Hierarchical Navigable Small World (HNSW) graphs are among the top-performing indexes for vector similarity search. HNSW is a hugely popular technology that time and time again produces state-of-the-art performance with super fast search speeds and fantastic recall.

In [120]:
index = HNSW(data["vector"], data["name"])
index.hnsw_build()
index.get_similar_tagged_questions(data["vector"][2])

{'question_id:151': ['open-source', 'books'],
 'question_id:2': ['software', 'open-source'],
 'question_id:205': ['software', 'modeling', 'real-time'],
 'question_id:340': ['data-mining'],
 'question_id:447': ['open-source'],
 'question_id:46': ['r'],
 'question_id:62': ['data-mining'],
 'question_id:64': ['open-source', 'data-visualization'],
 'question_id:729': ['data-visualization'],
 'question_id:762': ['teaching'],
 'question_id:7931': ['software', 'open-source', 'teaching'],
 'question_id:948': ['software']}

Trees and graphs

In [121]:
class TG():
    def __init__(self, vectors, labels):
        self.dimention = vectors.shape[1]
        self.vectors = vectors.astype('float32')
        self.labels = labels


    def tree_build(self, number_of_trees=4):
        self.index = annoy.AnnoyIndex(self.dimention)
        for i, vec in enumerate(self.vectors):
            self.index.add_item(i, vec.tolist())
        self.index.build(number_of_trees)
  
    def get_similar_tagged_questions(self, vector, k=12):
        indices = self.index.get_nns_by_vector(vector.tolist(), k)
        similar_q_w_feature={}
        q_features=[]
        for i in indices:
          similar_q_w_feature[self.labels[i]]=using_coo(i)
        return similar_q_w_feature
       

Propose an index structure, the ANN-tree/graphs (approximate nearest neighbor tree) to solve this problem. The ANN-tree supports high accuracy nearest neighbor search. The actual nearest neighbor of a query point can usually be found in the first leaf page accessed. 



In [124]:
import annoy
index = TG(data["vector"], data["name"])
index.tree_build()
index.get_similar_tagged_questions(data["vector"][0])

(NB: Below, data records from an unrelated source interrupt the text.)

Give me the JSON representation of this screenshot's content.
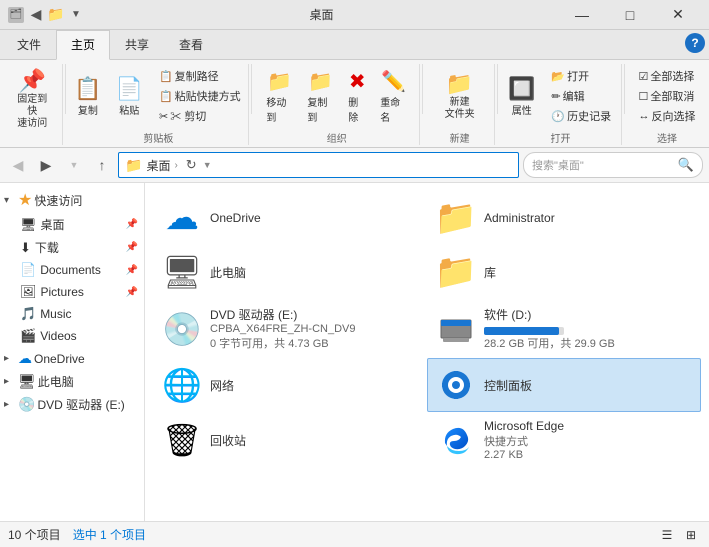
{
  "titlebar": {
    "title": "桌面",
    "min_label": "—",
    "max_label": "□",
    "close_label": "✕"
  },
  "ribbon": {
    "tabs": [
      "文件",
      "主页",
      "共享",
      "查看"
    ],
    "active_tab": "主页",
    "groups": {
      "quickaccess": {
        "label": "固定到快速访问",
        "icon": "📌"
      },
      "clipboard": {
        "label": "剪贴板",
        "copy": "复制",
        "paste": "粘贴",
        "cut": "✂ 剪切",
        "copy_path": "复制路径",
        "paste_shortcut": "粘贴快捷方式"
      },
      "organize": {
        "label": "组织",
        "move": "移动到",
        "copy": "复制到",
        "delete": "删除",
        "rename": "重命名"
      },
      "new": {
        "label": "新建",
        "new_folder": "新建\n文件夹"
      },
      "open": {
        "label": "打开",
        "open": "打开",
        "edit": "编辑",
        "history": "历史记录",
        "properties": "属性"
      },
      "select": {
        "label": "选择",
        "all": "全部选择",
        "none": "全部取消",
        "invert": "反向选择"
      }
    },
    "help_label": "?"
  },
  "addressbar": {
    "back_disabled": false,
    "forward_disabled": true,
    "up_disabled": false,
    "path": "桌面",
    "search_placeholder": "搜索\"桌面\""
  },
  "sidebar": {
    "quickaccess_label": "快速访问",
    "items": [
      {
        "label": "桌面",
        "pinned": true,
        "indent": 1
      },
      {
        "label": "下载",
        "pinned": true,
        "indent": 1
      },
      {
        "label": "Documents",
        "pinned": true,
        "indent": 1
      },
      {
        "label": "Pictures",
        "pinned": true,
        "indent": 1
      },
      {
        "label": "Music",
        "indent": 1
      },
      {
        "label": "Videos",
        "indent": 1
      }
    ],
    "onedrive": {
      "label": "OneDrive",
      "collapsed": true
    },
    "thispc": {
      "label": "此电脑",
      "collapsed": true
    },
    "dvd": {
      "label": "DVD 驱动器 (E:)",
      "collapsed": true
    }
  },
  "files": [
    {
      "name": "OneDrive",
      "type": "cloud",
      "detail": ""
    },
    {
      "name": "Administrator",
      "type": "folder_yellow",
      "detail": ""
    },
    {
      "name": "此电脑",
      "type": "computer",
      "detail": ""
    },
    {
      "name": "库",
      "type": "folder_blue",
      "detail": ""
    },
    {
      "name": "DVD 驱动器 (E:)\nCPBA_X64FRE_ZH-CN_DV9",
      "type": "dvd",
      "detail": "0 字节可用，共 4.73 GB"
    },
    {
      "name": "软件 (D:)",
      "type": "disk",
      "detail": "28.2 GB 可用，共 29.9 GB"
    },
    {
      "name": "网络",
      "type": "network",
      "detail": ""
    },
    {
      "name": "控制面板",
      "type": "control",
      "detail": "",
      "selected": true
    },
    {
      "name": "回收站",
      "type": "trash",
      "detail": ""
    },
    {
      "name": "Microsoft Edge",
      "type": "edge",
      "detail": "快捷方式\n2.27 KB"
    }
  ],
  "statusbar": {
    "count": "10 个项目",
    "selected": "选中 1 个项目"
  }
}
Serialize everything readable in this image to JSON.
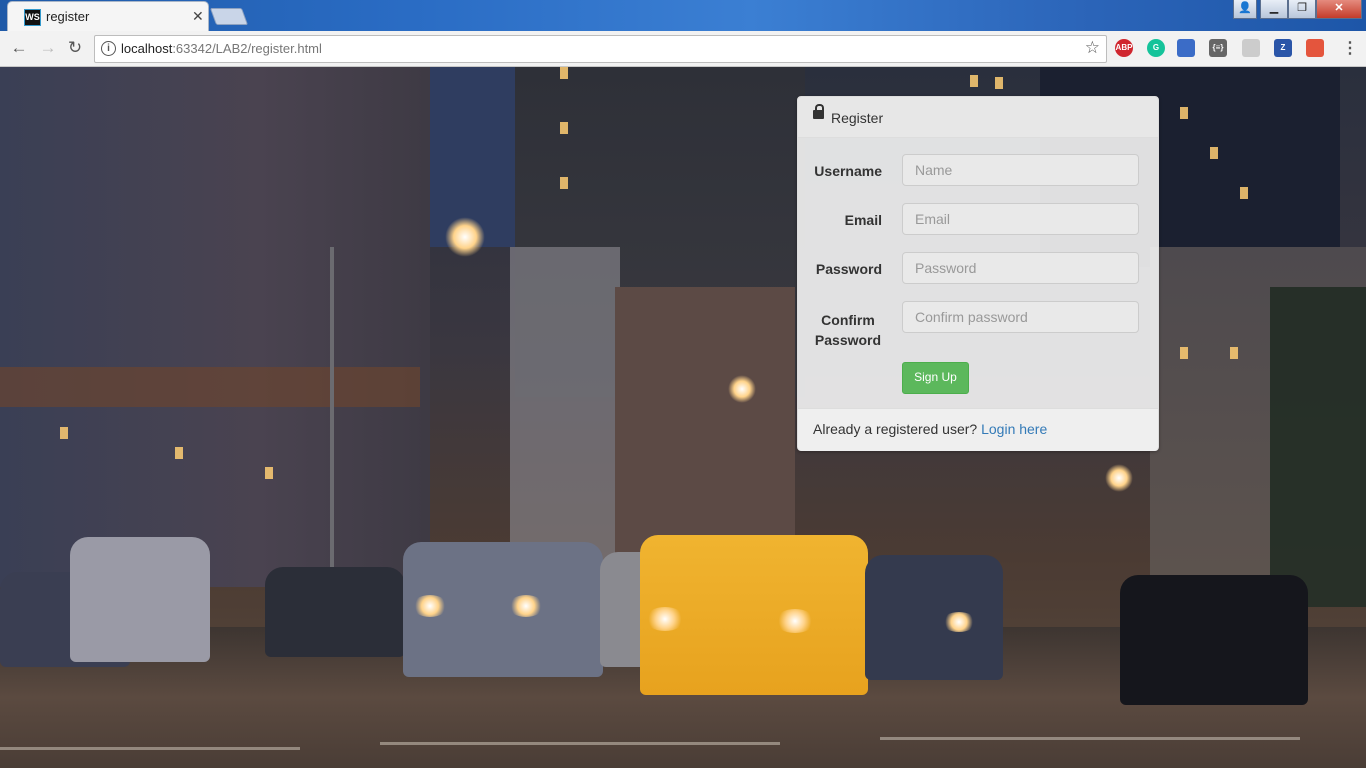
{
  "browser": {
    "tab_title": "register",
    "tab_icon_text": "WS",
    "url_host": "localhost",
    "url_rest": ":63342/LAB2/register.html",
    "extensions": [
      {
        "name": "adblock-plus-icon",
        "text": "ABP",
        "color": "#d0262e"
      },
      {
        "name": "grammarly-icon",
        "text": "G",
        "color": "#15c39a"
      },
      {
        "name": "bookmark-extension-icon",
        "text": "",
        "color": "#3b6cc7"
      },
      {
        "name": "json-viewer-icon",
        "text": "{≡}",
        "color": "#666666"
      },
      {
        "name": "extension-icon",
        "text": "",
        "color": "#cccccc"
      },
      {
        "name": "zotero-icon",
        "text": "Z",
        "color": "#2a55a8"
      },
      {
        "name": "photo-extension-icon",
        "text": "",
        "color": "#e4553d"
      }
    ]
  },
  "register": {
    "heading": "Register",
    "fields": [
      {
        "label": "Username",
        "placeholder": "Name"
      },
      {
        "label": "Email",
        "placeholder": "Email"
      },
      {
        "label": "Password",
        "placeholder": "Password"
      },
      {
        "label_line1": "Confirm",
        "label_line2": "Password",
        "placeholder": "Confirm password"
      }
    ],
    "signup_label": "Sign Up",
    "footer_text": "Already a registered user?",
    "login_link": "Login here"
  },
  "colors": {
    "accent": "#5cb85c",
    "link": "#337ab7"
  }
}
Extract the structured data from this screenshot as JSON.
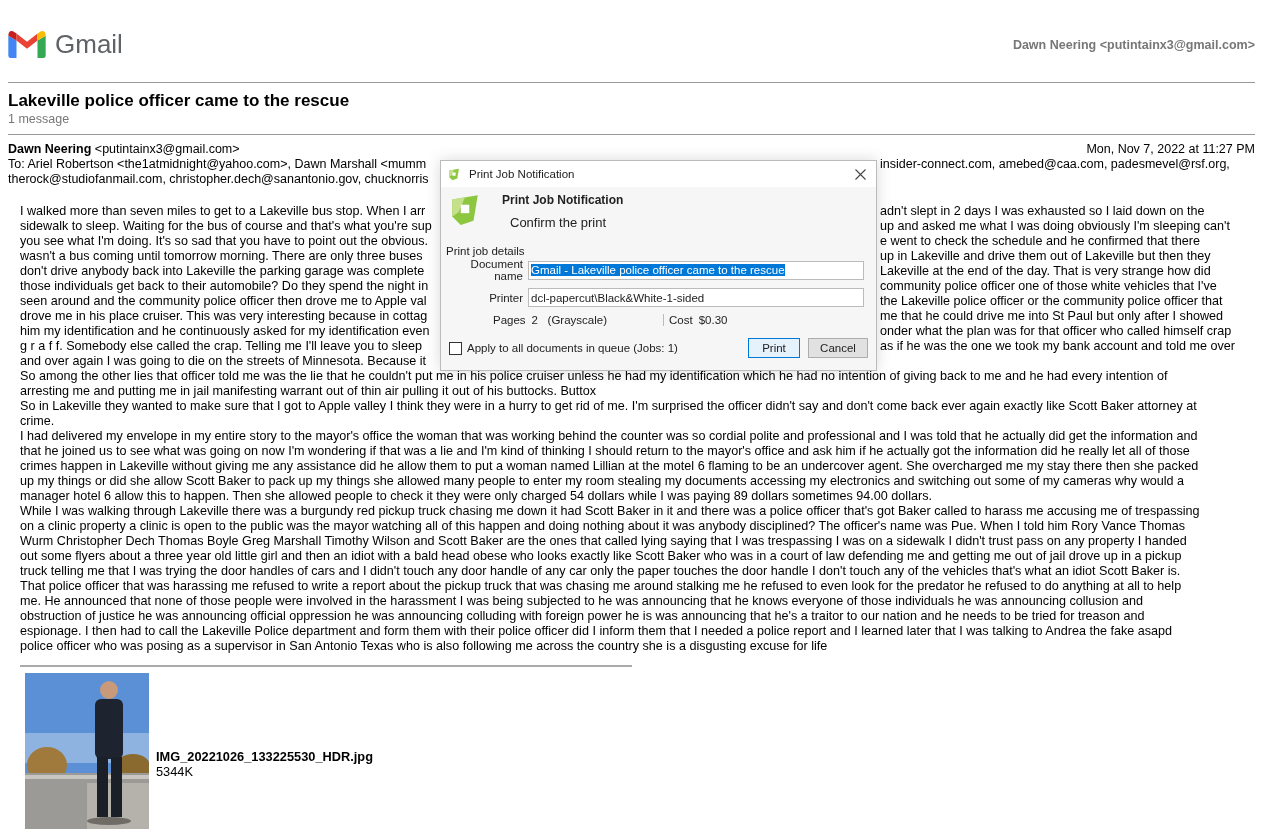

  if __name__ == '__main__':


{'question_id:0': ['bayesian', 'prior', 'elicitation'],
 'question_id:14139': ['bayesian', 'hypothesis-testing', 'self-study'],
 'question_id:20253': ['bayesian'],
 'question_id:20474': ['bayesian'],
 'question_id:34221': ['bayesian',
  'prior',
  'distributions',
  'central-limit-theorem'],
 'question_id:36078': ['bayesian'],
 'question_id:36520': ['bayesian'],
 'question_id:36713': ['bayesian', 'frequentist'],
 'question_id:41860': ['bayesian'],
 'question_id:53430': ['bayesian', 'prior'],
 'question_id:60949': ['bayesian', 'prior'],
 'question_id:69684': ['bayesian']}

# Summary
Based on above  HNSW(NMSLib) is by far and away the best choice here. Trees and Graphs’s(annoy) performance is the worst at this particular task, it performs much better with cosine based lookup (like when computing similar items). Also, the indices are all memory mapped from file, which makes it much more suitable if you have multiple python processes serving up requests.